Stuart Black discusses his new show It’s The End Of The World As We Know It, which brings him back to the festival for the twelfth time. As it turns 70, the Fringe veteran reveals what he’s learnt from his years performing at the world’s largest arts festival.

Stuart Black

Stuart Black

It's The End OF The World As We Know It. I picked that show title way back in January when Donald Trump took office. Can you believe I was worried that the year ahead might end up being 'not be so bad' and my title would seem over-the-top? Then I'd look like a misery-guts (which I am), always fearing the worst (which I do). When I was a kid, we'd go camping. On the way there I'd be prophesising doom: drowning in a flood, tent struck by lightening, serial killers, no television for a week. I'd be proved wrong and it would turn out fine (except that one year my brother got bitten on the ear by a seagull).

I wish 2017 had proved me wrong, and turned out fine. But it didn't, did it? Oh no. In fact, somewhere along the line, the world went crazy.

You can't pinpoint the exact moment the world went crazy, but it definitely happened. The freak show that is Trump, people losing their minds on social media, racists ranting on busses. I'm seeing it everywhere. Unbridled craziness. It's like people just got tired of holding it in.

It is actually possible the world is normal, but I'm 45 now so it just seems crazy to me. I've passed that line. It happens to us all. Seriously, ageing is deadly. It's the number one cause of death, for people that don't die of something else. We're all getting old, every one of us (except Lulu, for some reason).

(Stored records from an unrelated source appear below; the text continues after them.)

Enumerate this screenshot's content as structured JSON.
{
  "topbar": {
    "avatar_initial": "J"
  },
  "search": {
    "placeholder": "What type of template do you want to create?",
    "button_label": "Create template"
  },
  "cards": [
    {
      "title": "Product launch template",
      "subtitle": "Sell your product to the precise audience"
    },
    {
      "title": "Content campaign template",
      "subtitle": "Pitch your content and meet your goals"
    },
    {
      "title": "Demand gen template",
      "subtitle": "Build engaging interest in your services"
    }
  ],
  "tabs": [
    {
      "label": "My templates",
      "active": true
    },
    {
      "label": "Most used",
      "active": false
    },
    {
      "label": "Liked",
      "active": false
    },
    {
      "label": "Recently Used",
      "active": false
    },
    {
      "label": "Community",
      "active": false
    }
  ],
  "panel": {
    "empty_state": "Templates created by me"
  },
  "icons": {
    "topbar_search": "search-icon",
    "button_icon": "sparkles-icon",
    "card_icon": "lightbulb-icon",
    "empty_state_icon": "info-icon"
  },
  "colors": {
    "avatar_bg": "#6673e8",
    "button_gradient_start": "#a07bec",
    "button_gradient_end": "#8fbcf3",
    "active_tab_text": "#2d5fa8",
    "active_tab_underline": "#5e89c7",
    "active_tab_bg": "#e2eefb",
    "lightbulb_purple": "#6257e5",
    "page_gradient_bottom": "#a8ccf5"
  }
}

I clearly remember when I was a teenager, and my Dad shook his head and said he didn't understand the world, and that he was going into the garage to drink himself to death. He didn't actually say that, but he didn't have to because he actually did it. Like Nicholas Cage from leaving Las Vegas. It took Nicholas Cage a year. If that movie was about my Dad, it would have been called: Leaving Shepton Mallet and it would be thirty years long.

The more I think about it, the more it makes sense. We're just immune to it when we're young. Somewhere down the line that wears off. It could be used in one of those 'signs of ageing' adverts:

Do you look at the world in utter disbelieve? Does watching the news make you want to go into the garage and drink yourself to death? You could be suffering from... The simple passage of time! Try not to think about it, have a laugh, it will all be over soon.

The way good stand-up comedy works is you take in what's happening, and you try to find the funny angle and you share it with other people. It takes their mind off the impending doom. That's basically what I've been doing at Edinburgh since 2005.

God, it's been twelve years since my first performance at the Edinburgh Fringe. That's a shit-load of walking. I bet I walk a half marathon each year, running, hiking or staggering-drunk; up the hills, on bloody cobbles, at dawn to the sound of seagulls and bin lorries - all that wearing Cuban-heeled Chelsea boots btw. That's a lot of shows, bottles of wine, cigarettes, cups of coffee, hangovers and broken hearts. Well, only two broken hearts. Obviously I mean the same heart, broken twice. I'm not Dr Who.

The Edinburgh Fringe is magical, but it's intense. You want to survive? Here's what I learnt: Pace yourself, get a map, bring a brolly, wear trainers, leave extra time for busy pavements, avoid Royal Mile, don't fall in love.

Stuart Black performs It’s The End Of The World As We Know It at Just The Tonic at the Tron from the 3rd-27th August at the Edinburgh Fringe.